Le armaturae, o classi di gladiatori, erano ben individuabili per armamento e tecniche di combattimento. Il Trace con il cimiero a forma di grifone e la corta spada dalla lama ricurva (sica), il Mirmillone con il grande scudo semicilindrico, il Reziario che cercava di avviluppare l’avversario nella rete (ed era armato inoltre di tridente e coltello), il Secutor, avversario del Reziario, che combatteva con l’elmo senza cimiero per non lasciare facili appigli alla rete, e così via.
I compensi dei gladiatori erano di entità variabile: per esempio secondo un tariffario emesso da Commodo (180-192 d.C.), un imperatore amante dei giochi (pare che egli stesso combattesse incontri combinati, mascherato da Ercole), i gregari di basso livello erano ingaggiati per 1000 o 2000 sesterzi, i migliori per un massimo di 15.000 sesterzi.
Non si deve pensare che il gladiatore rischiasse continuamente di morire. Ogni combattente affrontava i munera non più di due o tre volte all’anno e talvolta, anche in caso di sconfitta, poteva essere risparmiato (missus). Quando uno dei due combattenti si arrendeva, era infatti l’editor, il magistrato che aveva indetto il munus, che poteva essere anche influenzato dalle grida della folla, a decidere se doveva essere iugulatus (sgozzato) oppure no, e la scelta poteva anche essere quella di risparmiare la vita.
Ovviamente i rischi restavano alti. Talvolta venivano indetti munera sine missione, cioè senza salvezza: lo sconfitto andava comunque ucciso e soprattutto la morte potevo arrivare durante il combattimento, prima di giungere alla sentenza finale. Non solo il momento del combattimento, ma l’intera giornata dei munera provocava la massima tensione. Nell’attesa di entrare in scena infatti, i gladiatori aspettavano il loro turno nei sotterranei. Si è detto dell’ampio apparato di corridoi, ambienti, alloggiamenti per scale e montacarichi che nella fase di costruzione domizianea (81-96 d.C.) furono ricavati sotto l’arena del Colosseo.
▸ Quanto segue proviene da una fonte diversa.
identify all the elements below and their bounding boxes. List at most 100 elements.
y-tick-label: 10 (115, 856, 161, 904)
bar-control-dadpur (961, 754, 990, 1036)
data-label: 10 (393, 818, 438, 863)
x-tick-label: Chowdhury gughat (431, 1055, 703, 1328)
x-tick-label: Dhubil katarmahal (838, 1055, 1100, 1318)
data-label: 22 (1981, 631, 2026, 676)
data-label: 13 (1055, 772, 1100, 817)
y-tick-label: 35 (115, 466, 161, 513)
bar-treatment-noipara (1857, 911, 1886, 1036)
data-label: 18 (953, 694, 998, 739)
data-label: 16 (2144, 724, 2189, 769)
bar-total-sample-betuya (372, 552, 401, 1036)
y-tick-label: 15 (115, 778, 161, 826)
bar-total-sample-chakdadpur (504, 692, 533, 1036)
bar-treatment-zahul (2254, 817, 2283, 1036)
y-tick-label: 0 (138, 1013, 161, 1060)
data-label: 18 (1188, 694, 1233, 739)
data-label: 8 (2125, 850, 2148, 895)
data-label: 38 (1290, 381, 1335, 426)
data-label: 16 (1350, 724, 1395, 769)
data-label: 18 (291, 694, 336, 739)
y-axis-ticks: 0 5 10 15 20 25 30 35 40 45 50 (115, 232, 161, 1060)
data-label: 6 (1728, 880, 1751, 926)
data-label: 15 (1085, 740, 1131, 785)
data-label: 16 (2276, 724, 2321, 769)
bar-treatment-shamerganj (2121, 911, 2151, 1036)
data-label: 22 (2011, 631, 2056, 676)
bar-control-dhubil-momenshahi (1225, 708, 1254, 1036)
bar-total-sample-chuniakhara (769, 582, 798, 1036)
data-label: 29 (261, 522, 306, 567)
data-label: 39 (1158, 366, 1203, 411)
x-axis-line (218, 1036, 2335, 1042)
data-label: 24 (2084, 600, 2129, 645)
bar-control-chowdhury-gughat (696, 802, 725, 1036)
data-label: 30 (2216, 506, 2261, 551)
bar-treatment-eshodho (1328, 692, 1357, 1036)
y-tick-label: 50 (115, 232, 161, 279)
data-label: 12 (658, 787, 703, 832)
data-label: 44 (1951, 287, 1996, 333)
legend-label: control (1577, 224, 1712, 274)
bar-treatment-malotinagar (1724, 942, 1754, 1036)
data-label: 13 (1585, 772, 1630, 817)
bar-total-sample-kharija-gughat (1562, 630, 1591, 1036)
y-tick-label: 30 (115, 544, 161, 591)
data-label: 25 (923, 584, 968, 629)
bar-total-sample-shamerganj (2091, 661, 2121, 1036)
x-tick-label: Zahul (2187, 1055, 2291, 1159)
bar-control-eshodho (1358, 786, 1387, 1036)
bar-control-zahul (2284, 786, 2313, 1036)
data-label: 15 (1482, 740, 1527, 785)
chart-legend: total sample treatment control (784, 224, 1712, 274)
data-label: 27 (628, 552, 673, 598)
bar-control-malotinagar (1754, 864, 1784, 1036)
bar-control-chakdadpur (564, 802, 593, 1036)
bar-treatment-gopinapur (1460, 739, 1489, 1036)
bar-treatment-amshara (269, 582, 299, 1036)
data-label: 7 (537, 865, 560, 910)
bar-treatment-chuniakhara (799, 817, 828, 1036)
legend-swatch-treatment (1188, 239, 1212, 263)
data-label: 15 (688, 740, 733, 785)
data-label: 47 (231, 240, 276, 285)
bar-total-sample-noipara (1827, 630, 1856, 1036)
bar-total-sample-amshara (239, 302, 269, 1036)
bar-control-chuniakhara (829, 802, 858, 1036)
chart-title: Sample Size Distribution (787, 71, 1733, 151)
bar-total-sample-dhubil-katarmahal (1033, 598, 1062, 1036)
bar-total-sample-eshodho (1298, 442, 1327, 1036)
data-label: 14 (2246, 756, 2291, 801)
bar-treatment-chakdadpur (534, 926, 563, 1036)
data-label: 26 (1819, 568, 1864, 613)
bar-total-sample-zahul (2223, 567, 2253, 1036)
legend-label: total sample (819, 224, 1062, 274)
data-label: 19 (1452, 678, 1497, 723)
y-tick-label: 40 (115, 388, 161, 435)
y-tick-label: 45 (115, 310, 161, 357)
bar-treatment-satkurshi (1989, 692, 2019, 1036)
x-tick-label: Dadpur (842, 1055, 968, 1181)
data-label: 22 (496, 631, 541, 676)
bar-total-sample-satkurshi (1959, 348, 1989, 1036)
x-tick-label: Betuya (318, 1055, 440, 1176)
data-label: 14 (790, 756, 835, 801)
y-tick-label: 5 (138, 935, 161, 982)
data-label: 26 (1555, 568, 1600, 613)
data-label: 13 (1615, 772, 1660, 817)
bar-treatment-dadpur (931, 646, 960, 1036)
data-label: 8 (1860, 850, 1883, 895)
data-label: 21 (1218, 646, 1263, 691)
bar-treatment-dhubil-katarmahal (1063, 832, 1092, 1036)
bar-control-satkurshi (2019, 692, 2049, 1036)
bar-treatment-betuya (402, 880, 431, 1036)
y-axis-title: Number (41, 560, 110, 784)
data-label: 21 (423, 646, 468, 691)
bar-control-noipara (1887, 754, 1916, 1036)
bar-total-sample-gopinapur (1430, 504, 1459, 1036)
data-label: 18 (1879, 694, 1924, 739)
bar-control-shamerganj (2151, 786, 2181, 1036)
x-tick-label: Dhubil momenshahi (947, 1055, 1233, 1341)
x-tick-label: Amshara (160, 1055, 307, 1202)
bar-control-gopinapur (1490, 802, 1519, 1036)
Oggi li vediamo scoperti, ma in antico erano coperti da un tavolato su cui si gettava sabbia (da cui il nome “arena”) che costituiva il terreno dei giochi. Immaginiamo i gladiatori in attesa là sotto: non solo avevano, presumibilmente, problemi di temperatura e di mancanza d’aria, ma tra urla, tonfi e altri rumori terribili, si vedevano cadere dall’alto la sabbia e il sangue delle numerose uccisioni che penetravano dagli interstizi. Una situazione psicologicamente insopportabile.
Fra le aree ora visitabili, ve ne è una particolarmente significativa per capire la dura condizione del gladiatore: la porta Libitinaria (dal nome di Venere Libitina, la dea romana preposta alle onoranze funebri), attraverso cui i cadaveri dei combattenti venivano portati fuori dall’arena, non senza essere stati prima trafitti al collo con un ferro rovente, per verificare che nessuno fingesse di essere morto!
Non tutte le parti del Colosseo che si sono aggiunte di recente ai percorsi tradizionali sono riferibili a situazioni così cupe. Anzi, a quota 33 m si può entrare nel settore superstite del terzo ordine delle gradinate, che fu fatto costruire da Domiziano: sia all’interno che all’esterno la visuale è davvero splendida, così come doveva esserlo per gli spettatori antichi. Qui erano radunate soprattutto le donne, perché proprio a loro erano assegnate, fin dai tempi di Tito, le file di posti più in alto.